Tuesday, March 13, 2007

People v. Myers (Cal. Ct. App. - March 13, 2007)

You don't usually see the party who lost on appeal requesting publication. But it happens.

And for good reason. The defendant's conviction gets affirmed, but only because the error here -- admitting evidence of the defendant's prior violent conduct -- was harmless. So the public defender requests that the opinion be published in order to create precedent (and avoid similar errors) in the future. Smart.

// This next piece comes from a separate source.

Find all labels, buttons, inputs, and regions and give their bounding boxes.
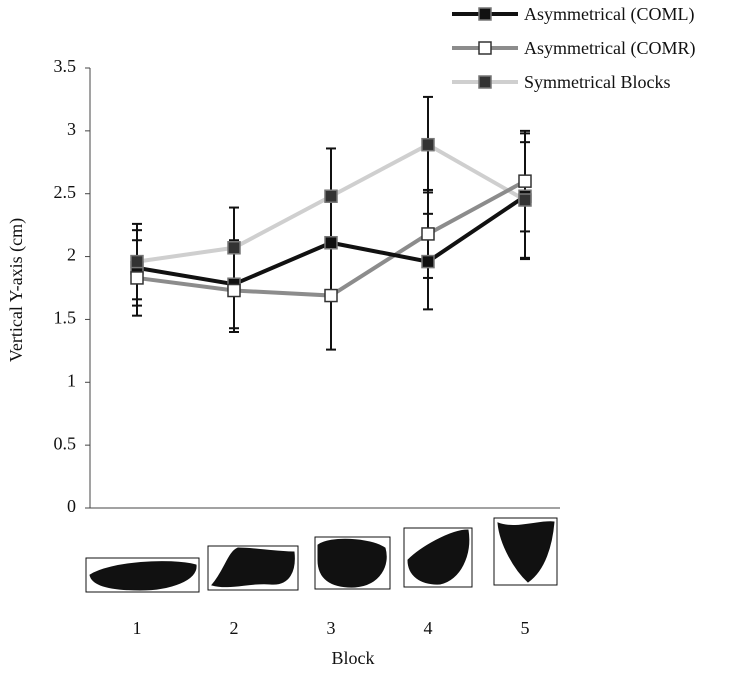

Justice Ikola articulates a very brief -- and somewhat persuasive -- explanation for why the error here was harmless, and says:

"But although an Evidence Code section 1103 objection would have been meritorious, counsel’s failure to object caused no prejudice. (Strickland, supra, 466 U.S. at pp. 687, 693-694 [prejudice requires a “reasonable probability” that competent performance would have led to a different result].) This was not a close case. The jury deliberated for less than two hours before convicting defendant. It credited the officer’s testimony. Defendant destroyed his own credibility with his far fetched claim that the white-residue-encrusted glass pipe was for smoking tobacco. Any reasonable juror would have concluded defendant fought with the officer to hide his meth pipe. Objecting to the evidence of defendant’s violent character would not reasonably have resulted in a more favorable determination to defendant. (Ibid.)"

Lesson of the day: Don't fight with the cops. Particularly just to hide your meth pipe. Otherwise you'll spend six years in the pokey. Which is much more than you'd have spent otherwise. Duh.